The restrictions on the style of Z required for animation by Zappa highlights an important and general issue regarding the use and development of animators and other
CASE tools for Z: What in Z is 'animatable' and how restrictions on the writing of Z specifications, imposed by tools, affect the formal software development process are areas that we feel need careful consideration. We are aware that research considering 'animatability', and the definition and specification of an 'ideal* animator for Z, is being carried out by Alistair Jack at Sheffield Hallam University [Jac95].
Formal methods will surely play a part in the future development of software engineering, either as fully developed methods in their own right or as tools within existing structured software engineering approaches. Software systems will continue to become more complex, widespread and safety critical. Formal methods will be required to exert scientific rigour on the software development process, and, with well
developed techniques and computer-based tools to aid in the process, will become ever more important.
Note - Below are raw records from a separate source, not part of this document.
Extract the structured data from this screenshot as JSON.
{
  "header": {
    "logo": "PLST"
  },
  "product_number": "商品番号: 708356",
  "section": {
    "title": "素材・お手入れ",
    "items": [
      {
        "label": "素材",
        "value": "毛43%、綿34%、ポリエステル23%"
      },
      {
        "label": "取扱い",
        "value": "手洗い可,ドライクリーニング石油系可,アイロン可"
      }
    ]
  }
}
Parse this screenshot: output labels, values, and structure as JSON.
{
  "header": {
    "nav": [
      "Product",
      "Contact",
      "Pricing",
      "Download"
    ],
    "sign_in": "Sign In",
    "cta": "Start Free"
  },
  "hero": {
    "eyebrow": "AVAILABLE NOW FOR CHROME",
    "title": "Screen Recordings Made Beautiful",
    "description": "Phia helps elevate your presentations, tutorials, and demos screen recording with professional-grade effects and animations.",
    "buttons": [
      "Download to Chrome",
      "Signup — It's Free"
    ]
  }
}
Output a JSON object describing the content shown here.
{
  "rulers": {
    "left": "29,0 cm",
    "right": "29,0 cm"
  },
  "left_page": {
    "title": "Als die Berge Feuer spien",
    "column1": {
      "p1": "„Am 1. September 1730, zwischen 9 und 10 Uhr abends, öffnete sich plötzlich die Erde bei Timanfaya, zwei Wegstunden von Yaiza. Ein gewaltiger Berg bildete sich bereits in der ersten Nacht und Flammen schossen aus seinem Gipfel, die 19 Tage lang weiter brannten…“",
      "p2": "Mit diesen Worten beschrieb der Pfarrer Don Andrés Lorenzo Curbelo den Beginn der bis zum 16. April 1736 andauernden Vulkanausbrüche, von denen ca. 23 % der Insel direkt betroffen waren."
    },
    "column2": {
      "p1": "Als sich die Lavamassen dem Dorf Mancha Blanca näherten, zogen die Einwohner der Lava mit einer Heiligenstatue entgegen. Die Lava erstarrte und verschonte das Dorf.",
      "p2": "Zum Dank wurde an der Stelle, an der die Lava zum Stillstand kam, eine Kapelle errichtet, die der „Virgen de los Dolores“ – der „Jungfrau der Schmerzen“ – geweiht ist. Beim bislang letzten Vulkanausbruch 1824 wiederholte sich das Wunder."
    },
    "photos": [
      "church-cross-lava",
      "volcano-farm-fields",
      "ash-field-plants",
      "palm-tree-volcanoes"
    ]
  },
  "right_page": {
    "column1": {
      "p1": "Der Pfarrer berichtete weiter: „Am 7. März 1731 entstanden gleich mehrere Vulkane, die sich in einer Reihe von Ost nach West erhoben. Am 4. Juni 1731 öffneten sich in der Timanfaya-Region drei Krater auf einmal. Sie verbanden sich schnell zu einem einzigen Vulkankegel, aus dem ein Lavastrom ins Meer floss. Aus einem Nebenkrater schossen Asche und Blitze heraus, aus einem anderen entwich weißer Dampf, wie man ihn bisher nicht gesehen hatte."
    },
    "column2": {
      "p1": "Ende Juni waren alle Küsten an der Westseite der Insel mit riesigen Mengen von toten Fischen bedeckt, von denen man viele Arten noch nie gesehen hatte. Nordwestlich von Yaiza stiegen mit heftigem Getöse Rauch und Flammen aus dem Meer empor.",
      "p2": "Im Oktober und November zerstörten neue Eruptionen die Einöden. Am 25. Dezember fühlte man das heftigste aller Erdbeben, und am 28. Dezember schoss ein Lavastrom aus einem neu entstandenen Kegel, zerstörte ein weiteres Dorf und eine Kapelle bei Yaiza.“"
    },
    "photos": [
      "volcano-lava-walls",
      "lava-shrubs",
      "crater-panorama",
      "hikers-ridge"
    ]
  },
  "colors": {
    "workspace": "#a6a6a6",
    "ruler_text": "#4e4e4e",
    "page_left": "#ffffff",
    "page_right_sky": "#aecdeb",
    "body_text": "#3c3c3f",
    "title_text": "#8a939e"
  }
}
Finally, we hope that what has been presented here will add a little to the experience and knowledge of practitioners and researchers in this challenging field.
REFERENCES IN CHAPTER 10
Oth95. Othman, M., T., A., B., registration for degree of MPhil: Developing and validating a methodology and supporting tool for writingformal Z specifications, Sheffield Hallam University, October, 1995.
Jac95. Jack, A , registration for degree of MPhilYPhD: Definition and Specification o f a Z Animator, Sheffield Hallam University, July, 1995.